San Francisco Chronicle by Spud Hilton

The zydeco group Flambeau performs at last year's Sacramento Jazz Jubilee, which includes many genres of poplar music.

Music men, women flood River City for annual Jubilee.
Strolling through Old Sacramento on Memorial Day weekend is just asking for auditory whiplash. A barreling "Panama Rag" charges from the Chautauqua tent on the right. Snap. A mournful "Mood Indigo" sneaks up from a bistro on the left. Snap. In the alley ahead, a one-man band with "I'm a Jazz Nut" on his shirt kazoos and thumps his way through "I Like Bananas Because They Have No Bones."

It's enough to make a opera-lover's head explode -- and it's everywhere.

More than most other large festivals, the Sacramento Jazz Jubilee showcases the city as well as a genre of music. The four-day party with vintage songs, dancing and clothing makes even Old Sacramento look younger. It's the best chance to visit the town when it's dressed up for company and to sample 150 bands playing across the city, from the Sacramento River to State Fair grounds.

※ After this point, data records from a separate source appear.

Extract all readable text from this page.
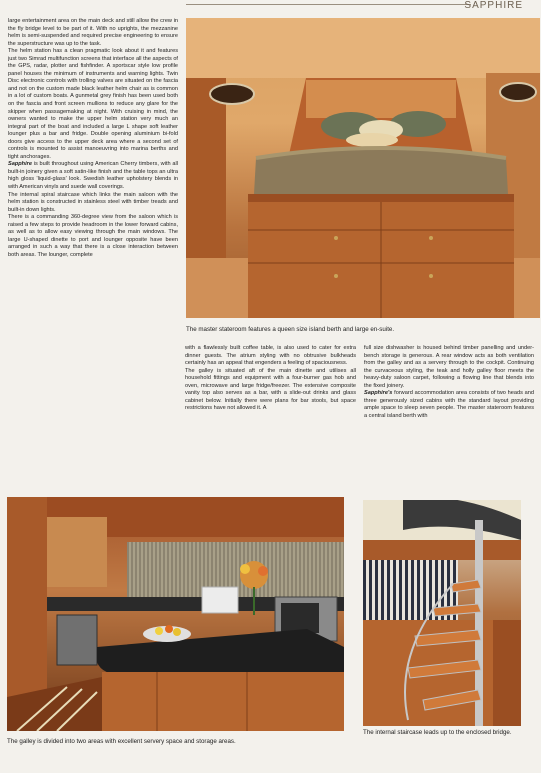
SAPPHIRE

large entertainment area on the main deck and still allow the crew in the fly bridge level to be part of it. With no uprights, the mezzanine helm is semi-suspended and required precise engineering to ensure the superstructure was up to the task.

The helm station has a clean pragmatic look about it and features just two Simrad multifunction screens that interface all the aspects of the GPS, radar, plotter and fishfinder. A sportscar style low profile panel houses the minimum of instruments and warning lights. Twin Disc electronic controls with trolling valves are situated on the fascia and not on the custom made black leather helm chair as is common in a lot of custom boats. A gunmetal grey finish has been used both on the fascia and front screen mullions to reduce any glare for the skipper when passagemaking at night. With cruising in mind, the owners wanted to make the upper helm station very much an integral part of the boat and included a large L shape soft leather lounger plus a bar and fridge. Double opening aluminium bi-fold doors give access to the upper deck area where a second set of controls is mounted to assist manoeuvring into marina berths and tight anchorages.

Sapphire is built throughout using American Cherry timbers, with all built-in joinery given a soft satin-like finish and the table tops an ultra high gloss 'liquid-glass' look. Swedish leather upholstery blends in with American vinyls and suede wall coverings.

The internal spiral staircase which links the main saloon with the helm station is constructed in stainless steel with timber treads and built-in down lights.

There is a commanding 360-degree view from the saloon which is raised a few steps to provide headroom in the lower forward cabins, as well as to allow easy viewing through the main windows. The large U-shaped dinette to port and lounger opposite have been arranged in such a way that there is a close interaction between both areas. The lounger, complete

The master stateroom features a queen size island berth and large en-suite.

with a flawlessly built coffee table, is also used to cater for extra dinner guests. The atrium styling with no obtrusive bulkheads certainly has an appeal that engenders a feeling of spaciousness.

The galley is situated aft of the main dinette and utilises all household fittings and equipment with a four-burner gas hob and oven, microwave and large fridge/freezer. The extensive composite vanity top also serves as a bar, with a slide-out drinks and glass cabinet below. Initially there were plans for bar stools, but space restrictions have not allowed it. A

full size dishwasher is housed behind timber panelling and under-bench storage is generous. A rear window acts as both ventilation from the galley and as a servery through to the cockpit. Continuing the curvaceous styling, the teak and holly galley floor meets the heavy-duty saloon carpet, following a flowing line that blends into the fixed joinery.

Sapphire's forward accommodation area consists of two heads and three generously sized cabins with the standard layout providing ample space to sleep seven people. The master stateroom features a central island berth with

The galley is divided into two areas with excellent servery space and storage areas.
The internal staircase leads up to the enclosed bridge.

It's like a weekend in New Orleans, but closer, cleaner, with fewer drunks and, frankly, more authentic early jazz than the "tourist Dixie" that infests the Big Easy nowadays.

The festival grew out of a few gigs in 1969 when the fledgling Sacramento Traditional Jazz Society supplied music for fund-raisers to save the Delta King steamboat, which had been moldering at a dock on the Sacramento River.

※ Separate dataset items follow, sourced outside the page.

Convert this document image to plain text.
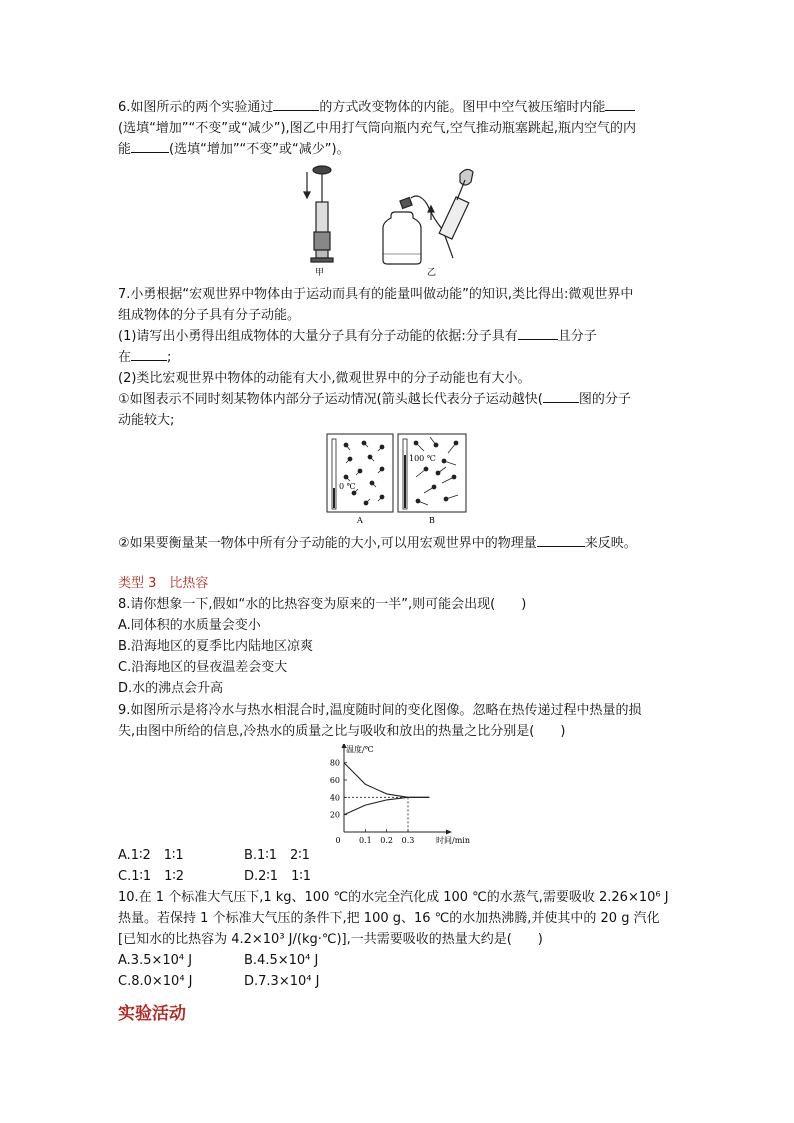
6.如图所示的两个实验通过	的方式改变物体的内能。图甲中空气被压缩时内能
(选填“增加”“不变”或“减少”),图乙中用打气筒向瓶内充气,空气推动瓶塞跳起,瓶内空气的内
能	(选填“增加”“不变”或“减少”)。
甲	乙
7.小勇根据“宏观世界中物体由于运动而具有的能量叫做动能”的知识,类比得出:微观世界中
组成物体的分子具有分子动能。
(1)请写出小勇得出组成物体的大量分子具有分子动能的依据:分子具有	且分子
在	;
(2)类比宏观世界中物体的动能有大小,微观世界中的分子动能也有大小。
①如图表示不同时刻某物体内部分子运动情况(箭头越长代表分子运动越快(	图的分子
动能较大;
0 ℃
100 ℃
A	B
②如果要衡量某一物体中所有分子动能的大小,可以用宏观世界中的物理量	来反映。
类型 3　比热容
8.请你想象一下,假如“水的比热容变为原来的一半”,则可能会出现(　　)
A.同体积的水质量会变小
B.沿海地区的夏季比内陆地区凉爽
C.沿海地区的昼夜温差会变大
D.水的沸点会升高
9.如图所示是将冷水与热水相混合时,温度随时间的变化图像。忽略在热传递过程中热量的损
失,由图中所给的信息,冷热水的质量之比与吸收和放出的热量之比分别是(　　)
20
40
60
80
0 0.1 0.2 0.3
温度/℃
时间/min
A.1∶2　1∶1	B.1∶1　2∶1
C.1∶1　1∶2	D.2∶1　1∶1
10.在 1 个标准大气压下,1 kg、100 ℃的水完全汽化成 100 ℃的水蒸气,需要吸收 2.26×10⁶ J
热量。若保持 1 个标准大气压的条件下,把 100 g、16 ℃的水加热沸腾,并使其中的 20 g 汽化
[已知水的比热容为 4.2×10³ J/(kg·℃)],一共需要吸收的热量大约是(　　)
A.3.5×10⁴ J	B.4.5×10⁴ J
C.8.0×10⁴ J	D.7.3×10⁴ J
实验活动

It took four years for the idea to become a committee, but the festival started a year after that, albeit on a smaller scale than the current Jubilee -- just six venues, 19 bands and 5,000 die-hard jazz fans. Two bands -- the Fulton Street Jazz Band and Oregon Jazz Band -- played the first festival in 1974 and in every one since.

"The very first year, the main concert site in Old Sacramento was an overgrown vacant lot," said Roger Krum, the festival's executive director.

These days the Jubilee draws about 100,000 visitors to 38 stages around the city, including the refurbished Delta King, now a popular hotel and restaurant, and operates with an army of 4,000 volunteers. And the days are long gone when Old Sacramento could contain the growing festival, which has expanded to the Sacramento Convention Center and the California Exposition & State Fair grounds (commonly Cal Expo) and a hotel complex nearby.

The Jubilee has expanded in more than just numbers and locations. Since the early '80s, event officials have added variations on traditional jazz or blues almost every year, folding in barbershop, blues, Gospel, Latin jazz, ragtime, swing, western swing and Zydeco. A little modern jazz will even slip in this year. Organizers a few years back even removed the word "Dixieland" from the event name to encourage a bigger audience. (In fairness, almost every large music festival eventually broadens the genre to attract more fans. This year's JazzFest in New Orleans featured Dave Matthews and Elvis Costello.)

"It's an event that's celebrating an American art form ... but the focus is on fun," Krum said. "It's not like sitting in a concert hall in a tuxedo."

Jubilee or not, Old Sacramento and downtown have plenty of diversions, musical and not, although that was not always so. During the festival's early years, Old Sacramento was still in the middle of a 30-year makeover from crumbling waterfront slum to historic district and tourism magnet. Even as jazz fans filled the streets and cash registers, many storefronts remained vacant.

In recent years, however, the transition is both evident and complete. Taking a break from the music and crowds is as easy as ducking into the extraordinary California State Railroad Museum, crossing Capitol Avenue to stroll the new riverfront promenade or browsing among the antique, boutique and novelty shops in the 19th century buildings (although it can seem during the Jubilee that it's impossible to find anything that doesn't say "jazz" on it).

The Jubilee also has co-opted the Downtown Plaza shopping mall on K Street, bringing in stages for free performances and, in the process, making the walk from Old Sacramento Town to the Convention Center a musical one. At the east end of the mall, an outside table at the River City Brewing Co. is among the best spots to relax with a pint of stout and a plate of calamari and take in a free show.

Tens of thousands of self-avowed jazz fanatics attend the festival religiously, as evidenced by the liberal use of arm garters, flapper dresses, sequined bow ties and straw boaters that light up "I (heart) Jazz!". But every year brings Jubilee neophytes, many baffled by the badges, buses and the prospect of choosing among the more than 1,000 separate performances during the event.

According to Krum, newbies should probably start where the festival did.

"Pick an area and spend a day there. Let the bands come to you rather than try to run around the various performance areas around town," he said. "Probably Old Sac is the best place. Then, venture out."

The very first step, however, is to pick up the festival program and read it cover to cover. That way you can choose your whiplash.